C’est à l’occasion d’un roadtrip dans l’ouest américain que j’ai enfin pu découvrir Los Angeles, dont la simple évocation suffit à faire bondir mon cœur de cinéphile. Car si la ville marquait mon point de départ vers un périple de trois semaines à travers la Californie, le Nevada, l’Utah et l’Arizona, c’est d’abord pour les studios de cinéma qu’elle abrite, et pour Hollywood de manière générale, qu’elle m’attirait particulièrement. C’est donc par une belle soirée d’octobre que j’y ai débarqué, pour y passer trois petits jours.

Trois jours, c’est à la fois beaucoup et peu, et surtout peu dans une ville aussi tentaculaire que Los Angeles.
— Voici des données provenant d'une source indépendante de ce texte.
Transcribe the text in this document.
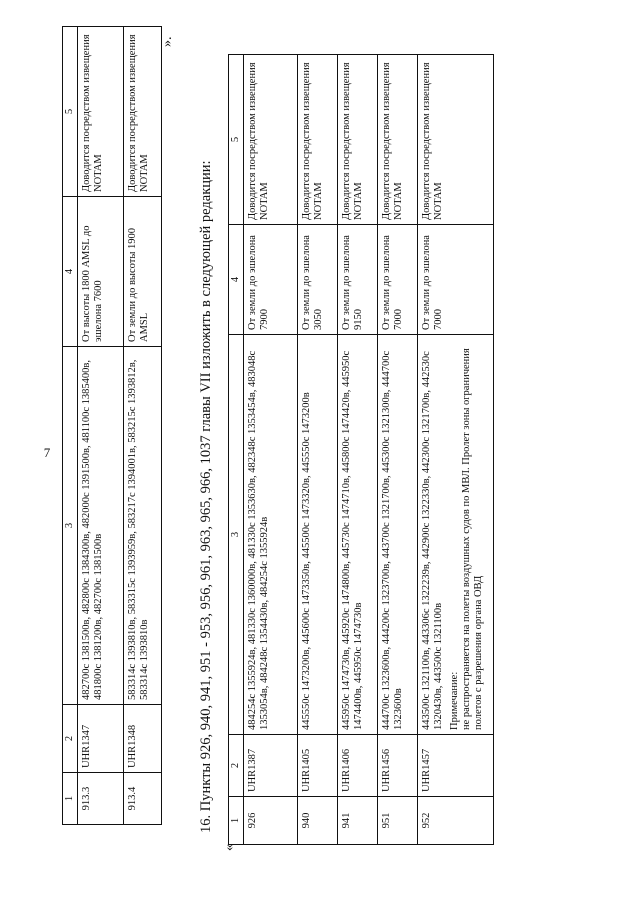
7
1	2	3	4	5
913.3	UHR1347	482700c 1381500в, 482800c 1384300в, 482000c 1391500в, 481100c 1385400в, 481800c 1381200в, 482700c 1381500в	От высоты 1800 AMSL до эшелона 7600	Доводится посредством извещения NOTAM
913.4	UHR1348	583314c 1393810в, 583315c 1393959в, 583217c 1394001в, 583215c 1393812в, 583314c 1393810в	От земли до высоты 1900 AMSL	Доводится посредством извещения NOTAM
».
16. Пункты 926, 940, 941, 951 - 953, 956, 961, 963, 965, 966, 1037 главы VII изложить в следующей редакции:
«
1	2	3	4	5
926	UHR1387	484254c 1355924в, 481330c 1360000в, 481330c 1353630в, 482348c 1353454в, 483048c 1353054в, 484248c 1354430в, 484254c 1355924в	От земли до эшелона 7900	Доводится посредством извещения NOTAM
940	UHR1405	445550c 1473200в, 445600c 1473350в, 445500c 1473320в, 445550c 1473200в	От земли до эшелона 3050	Доводится посредством извещения NOTAM
941	UHR1406	445950c 1474730в, 445920c 1474800в, 445730c 1474710в, 445800c 1474420в, 445950c 1474400в, 445950c 1474730в	От земли до эшелона 9150	Доводится посредством извещения NOTAM
951	UHR1456	444700c 1323600в, 444200c 1323700в, 443700c 1321700в, 445300c 1321300в, 444700c 1323600в	От земли до эшелона 7000	Доводится посредством извещения NOTAM
952	UHR1457	443500c 1321100в, 443306c 1322239в, 442900c 1322330в, 442300c 1321700в, 442530c 1320430в, 443500c 1321100в Примечание: не распространяется на полеты воздушных судов по МВЛ. Пролет зоны ограничения полетов с разрешения органа ОВД	От земли до эшелона 7000	Доводится посредством извещения NOTAM
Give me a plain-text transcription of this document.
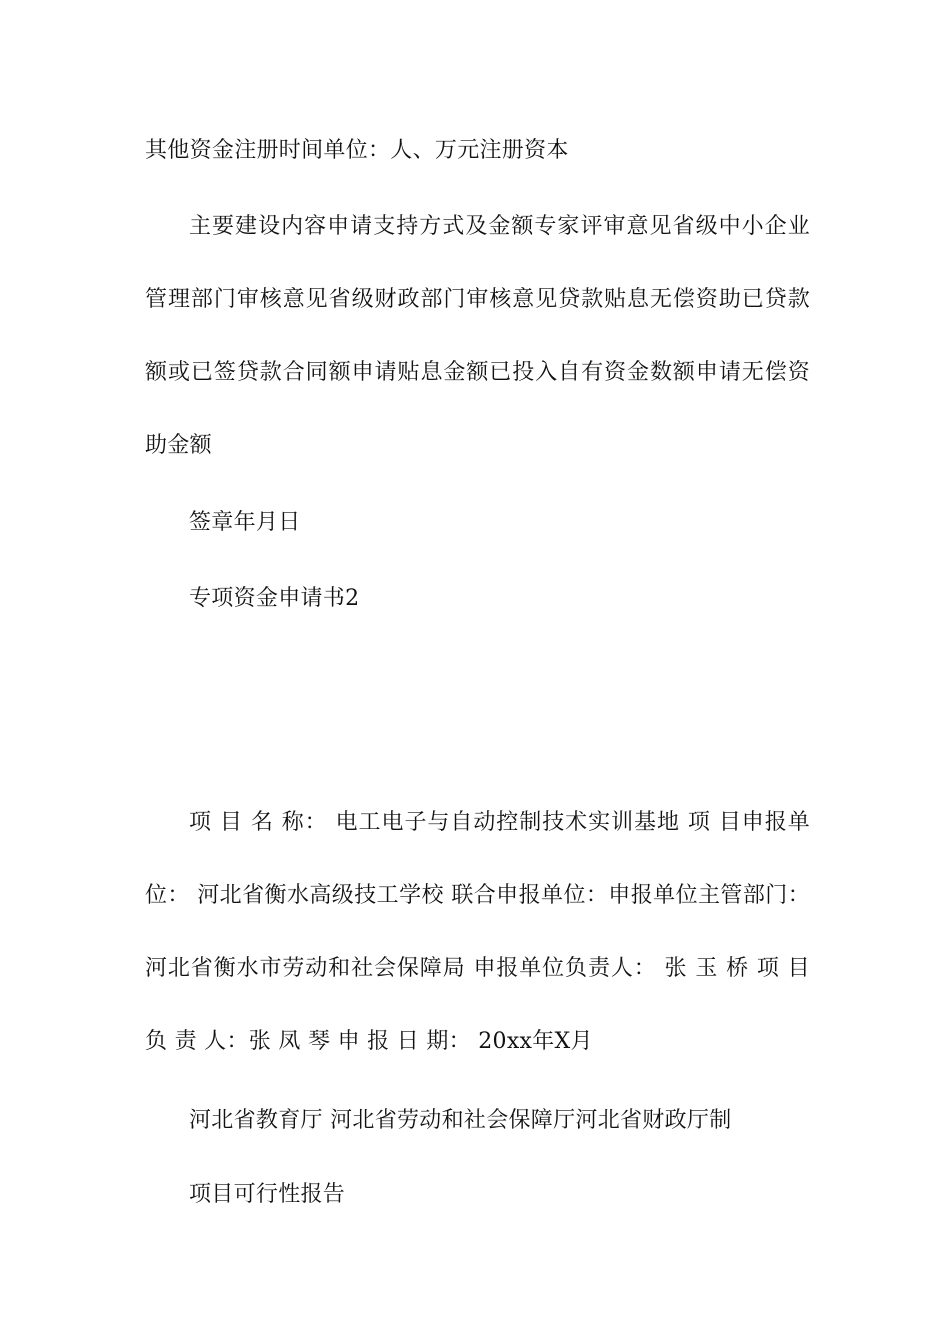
其他资金注册时间单位：人、万元注册资本

主要建设内容申请支持方式及金额专家评审意见省级中小企业管理部门审核意见省级财政部门审核意见贷款贴息无偿资助已贷款额或已签贷款合同额申请贴息金额已投入自有资金数额申请无偿资助金额

签章年月日

专项资金申请书2

项 目 名 称： 电工电子与自动控制技术实训基地 项 目申报单位： 河北省衡水高级技工学校 联合申报单位：申报单位主管部门：河北省衡水市劳动和社会保障局 申报单位负责人： 张 玉 桥 项 目 负 责 人：张 凤 琴 申 报 日 期： 20xx年X月

河北省教育厅 河北省劳动和社会保障厅河北省财政厅制

项目可行性报告
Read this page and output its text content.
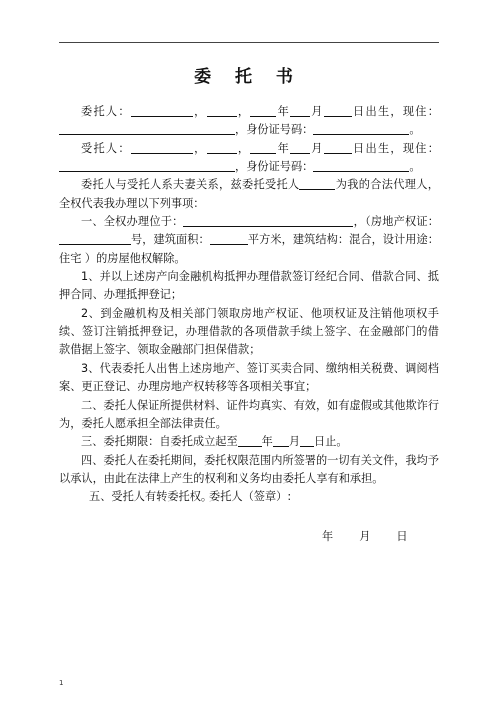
委 托 书

委托人：	，	， 年 月	日出生，现住：，身份证号码：	。

受托人：	，	， 年 月	日出生，现住：，身份证号码：	。

委托人与受托人系夫妻关系，兹委托受托人	为我的合法代理人，全权代表我办理以下列事项：

一、全权办理位于：	，（房地产权证：号，建筑面积：	平方米，建筑结构：混合，设计用途：住宅 ）的房屋他权解除。

1、并以上述房产向金融机构抵押办理借款签订经纪合同、借款合同、抵押合同、办理抵押登记；

2、到金融机构及相关部门领取房地产权证、他项权证及注销他项权手续、签订注销抵押登记，办理借款的各项借款手续上签字、在金融部门的借款借据上签字、领取金融部门担保借款；

3、代表委托人出售上述房地产、签订买卖合同、缴纳相关税费、调阅档案、更正登记、办理房地产权转移等各项相关事宜；

二、委托人保证所提供材料、证件均真实、有效，如有虚假或其他欺诈行为，委托人愿承担全部法律责任。

三、委托期限：自委托成立起至 年 月 日止。

四、委托人在委托期间，委托权限范围内所签署的一切有关文件，我均予以承认，由此在法律上产生的权利和义务均由委托人享有和承担。

五、受托人有转委托权。

委托人（签章）:
年 月 日
1
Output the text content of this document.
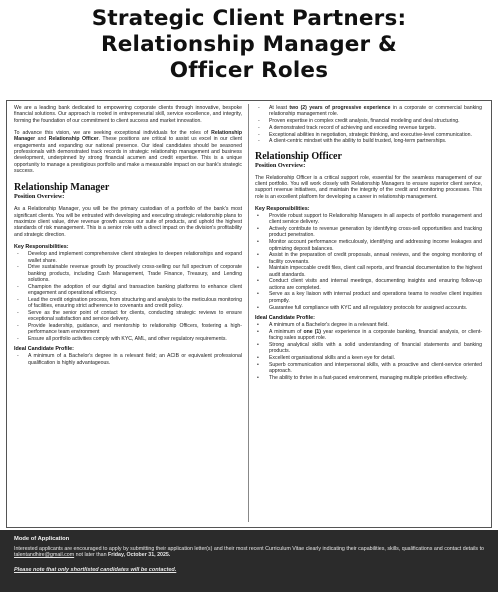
Strategic Client Partners:
Relationship Manager &
Officer Roles

We are a leading bank dedicated to empowering corporate clients through innovative, bespoke financial solutions. Our approach is rooted in entrepreneurial skill, service excellence, and integrity, forming the foundation of our commitment to client success and market innovation.

To advance this vision, we are seeking exceptional individuals for the roles of Relationship Manager and Relationship Officer. These positions are critical to assist us excel in our client engagements and expanding our national presence. Our ideal candidates should be seasoned professionals with demonstrated track records in strategic relationship management and business development, underpinned by strong financial acumen and credit expertise. This is a unique opportunity to manage a prestigious portfolio and make a measurable impact on our bank's strategic success.

Relationship Manager
Position Overview:

As a Relationship Manager, you will be the primary custodian of a portfolio of the bank's most significant clients. You will be entrusted with developing and executing strategic relationship plans to maximize client value, drive revenue growth across our suite of products, and uphold the highest standards of risk management. This is a senior role with a direct impact on the division's profitability and strategic direction.

Key Responsibilities:
- Develop and implement comprehensive client strategies to deepen relationships and expand wallet share.
- Drive sustainable revenue growth by proactively cross-selling our full spectrum of corporate banking products, including Cash Management, Trade Finance, Treasury, and Lending solutions.
- Champion the adoption of our digital and transaction banking platforms to enhance client engagement and operational efficiency.
- Lead the credit origination process, from structuring and analysis to the meticulous monitoring of facilities, ensuring strict adherence to covenants and credit policy.
- Serve as the senior point of contact for clients, conducting strategic reviews to ensure exceptional satisfaction and service delivery.
- Provide leadership, guidance, and mentorship to relationship Officers, fostering a high-performance team environment
- Ensure all portfolio activities comply with KYC, AML, and other regulatory requirements.
Ideal Candidate Profile:
- A minimum of a Bachelor's degree in a relevant field; an ACIB or equivalent professional qualification is highly advantageous.
- At least two (2) years of progressive experience in a corporate or commercial banking relationship management role.
- Proven expertise in complex credit analysis, financial modeling and deal structuring.
- A demonstrated track record of achieving and exceeding revenue targets.
- Exceptional abilities in negotiation, strategic thinking, and executive-level communication.
- A client-centric mindset with the ability to build trusted, long-term partnerships.
Relationship Officer
Position Overview:

The Relationship Officer is a critical support role, essential for the seamless management of our client portfolio. You will work closely with Relationship Managers to ensure superior client service, support revenue initiatives, and maintain the integrity of the credit and monitoring processes. This role is an excellent platform for developing a career in relationship management.

Key Responsibilities:
• Provide robust support to Relationship Managers in all aspects of portfolio management and client service delivery.
• Actively contribute to revenue generation by identifying cross-sell opportunities and tracking product penetration.
• Monitor account performance meticulously, identifying and addressing income leakages and optimizing deposit balances.
• Assist in the preparation of credit proposals, annual reviews, and the ongoing monitoring of facility covenants.
• Maintain impeccable credit files, client call reports, and financial documentation to the highest audit standards.
• Conduct client visits and internal meetings, documenting insights and ensuring follow-up actions are completed.
• Serve as a key liaison with internal product and operations teams to resolve client inquiries promptly.
• Guarantee full compliance with KYC and all regulatory protocols for assigned accounts.
Ideal Candidate Profile:
• A minimum of a Bachelor's degree in a relevant field.
• A minimum of one (1) year experience in a corporate banking, financial analysis, or client-facing sales support role.
• Strong analytical skills with a solid understanding of financial statements and banking products.
• Excellent organisational skills and a keen eye for detail.
• Superb communication and interpersonal skills, with a proactive and client-service oriented approach.
• The ability to thrive in a fast-paced environment, managing multiple priorities effectively.
Mode of Application
Interested applicants are encouraged to apply by submitting their application letter(s) and their most recent Curriculum Vitae clearly indicating their capabilities, skills, qualifications and contact details to talentandhire@gmail.com not later than Friday, October 31, 2025.
Please note that only shortlisted candidates will be contacted.
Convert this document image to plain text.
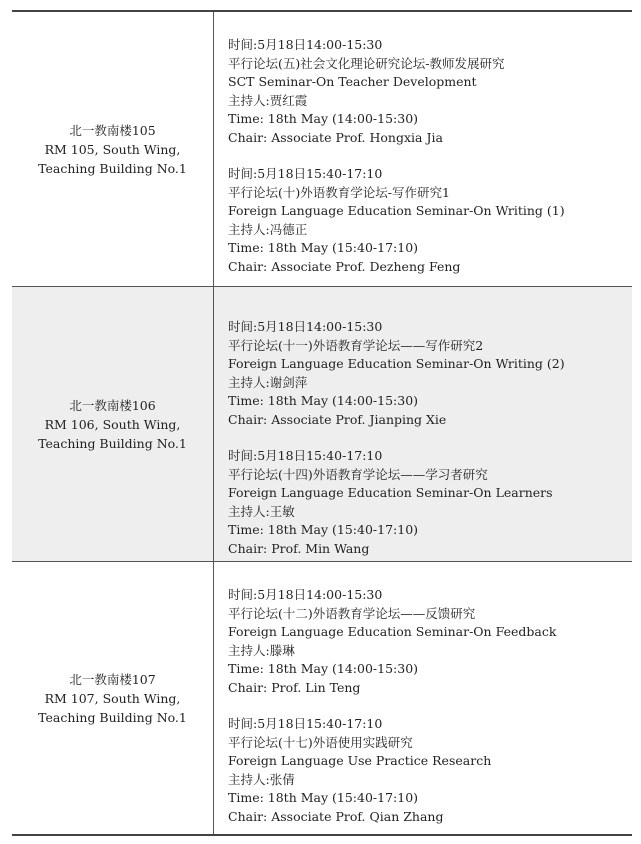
北一教南楼105
RM 105, South Wing,
Teaching Building No.1
时间:5月18日14:00-15:30
平行论坛(五)社会文化理论研究论坛-教师发展研究
SCT Seminar-On Teacher Development
主持人:贾红霞
Time: 18th May (14:00-15:30)
Chair: Associate Prof. Hongxia Jia
时间:5月18日15:40-17:10
平行论坛(十)外语教育学论坛-写作研究1
Foreign Language Education Seminar-On Writing (1)
主持人:冯德正
Time: 18th May (15:40-17:10)
Chair: Associate Prof. Dezheng Feng
北一教南楼106
RM 106, South Wing,
Teaching Building No.1
时间:5月18日14:00-15:30
平行论坛(十一)外语教育学论坛——写作研究2
Foreign Language Education Seminar-On Writing (2)
主持人:谢剑萍
Time: 18th May (14:00-15:30)
Chair: Associate Prof. Jianping Xie
时间:5月18日15:40-17:10
平行论坛(十四)外语教育学论坛——学习者研究
Foreign Language Education Seminar-On Learners
主持人:王敏
Time: 18th May (15:40-17:10)
Chair: Prof. Min Wang
北一教南楼107
RM 107, South Wing,
Teaching Building No.1
时间:5月18日14:00-15:30
平行论坛(十二)外语教育学论坛——反馈研究
Foreign Language Education Seminar-On Feedback
主持人:滕琳
Time: 18th May (14:00-15:30)
Chair: Prof. Lin Teng
时间:5月18日15:40-17:10
平行论坛(十七)外语使用实践研究
Foreign Language Use Practice Research
主持人:张倩
Time: 18th May (15:40-17:10)
Chair: Associate Prof. Qian Zhang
J’avais d’abord envisagé d’y consacrer cinq jours, mais si je voulais pouvoir conserver assez de temps pour les autres étapes du roadtrip, je n’avais d’autre choix que de réduire mon temps sur place. Mon conseil : si vous n’avez pas cette contrainte, prévoyez cinq jours sur place, vous trouverez aisément de quoi les remplir. Par contre, si comme moi, vous êtes limités dans le temps, voici quelques suggestions d’activités à faire à Los Angeles en trois jours.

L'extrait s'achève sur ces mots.